Incidence of Death and Acute Myocardial Infarction Associated With Stopping Clopidogrel After Acute Coronary Syndrome

Author Affiliations

Author Affiliations: Denver VA Medical Center, Denver, Colorado (Drs Ho and Rumsfeld); University of Colorado Health Sciences Center, Denver (Drs Ho, Magid, and Rumsfeld); Duke Clinical Research Institute, Durham, North Carolina (Dr Peterson); VA Puget Sound Health Care System, Seattle, Washington (Ms Wang and Dr Fihn); Institute for Health Research, Kaiser Permanente of Colorado, Aurora (Drs Ho, Magid, and Rumsfeld); Portland VA Medical Center, Portland, Oregon (Dr Larsen); Richmond VA Medical Center, Richmond, Virginia (Dr Jesse); and Virginia Commonwealth University Health System, Richmond (Dr Jesse).

JAMA. 2008;299(5):532-539. doi:10.1001/jama.299.5.532
Abstract

Context It is unknown whether patients are at increased short-term risk for adverse events following clopidogrel cessation.

Objective To assess the rates of adverse events after stopping treatment with clopidogrel in a national sample of patients with acute coronary syndrome (ACS).

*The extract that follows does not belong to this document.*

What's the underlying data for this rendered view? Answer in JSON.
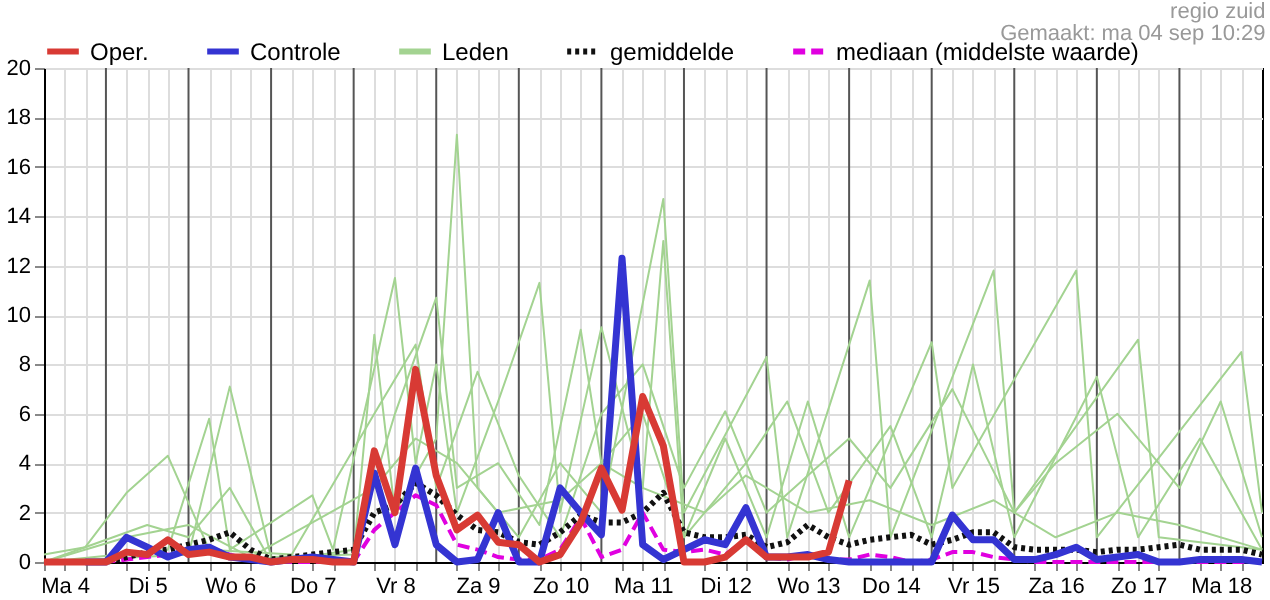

Design, Setting, and Patients Retrospective cohort study of 3137 patients with ACS discharged from 127 Veterans Affairs hospitals between October 1, 2003, and March 31, 2005, with posthospital treatment with clopidogrel.

Main Outcome Measure Rate of all-cause mortality or acute myocardial infarction (AMI) after stopping treatment with clopidogrel.

Results Mean (SD) follow-up after stopping treatment with clopidogrel was 196 (152) days for medically treated patients with ACS without stents (n = 1568) and 203 (148) days for patients with ACS treated with percutaneous coronary intervention (PCI) (n = 1569). Among medically treated patients, mean (SD) duration of clopidogrel treatment was 302 (151) days and death or AMI occurred in 17.1% (n = 268) of patients, with 60.8% (n = 163) of events occurring during 0 to 90 days, 21.3% (n = 57) during 91 to 180 days, and 9.7% (n = 26) during 181 to 270 days after stopping treatment with clopidogrel. In multivariable analysis including adjustment for duration of clopidogrel treatment, the first 90-day interval after stopping treatment with clopidogrel was associated with a significantly higher risk of adverse events (incidence rate ratio [IRR], 1.98; 95% confidence interval [CI], 1.46-2.69 vs the interval of 91-180 days). Similarly, among PCI-treated patients with ACS, mean (SD) duration of clopidogrel treatment was 278 (169) days and death or AMI occurred in 7.9% (n = 124) of patients, with 58.9% (n = 73) of events occurring during 0 to 90 days, 23.4% (n = 29) during 91 to 180 days, and 6.5% (n = 8) during 181 to 270 days after stopping clopidogrel treatment. In multivariable analysis including adjustment for duration of clopidogrel treatment, the first 90-day interval after stopping clopidogrel treatment was associated with a significantly higher risk of adverse events (IRR, 1.82; 95% CI, 1.17-2.83).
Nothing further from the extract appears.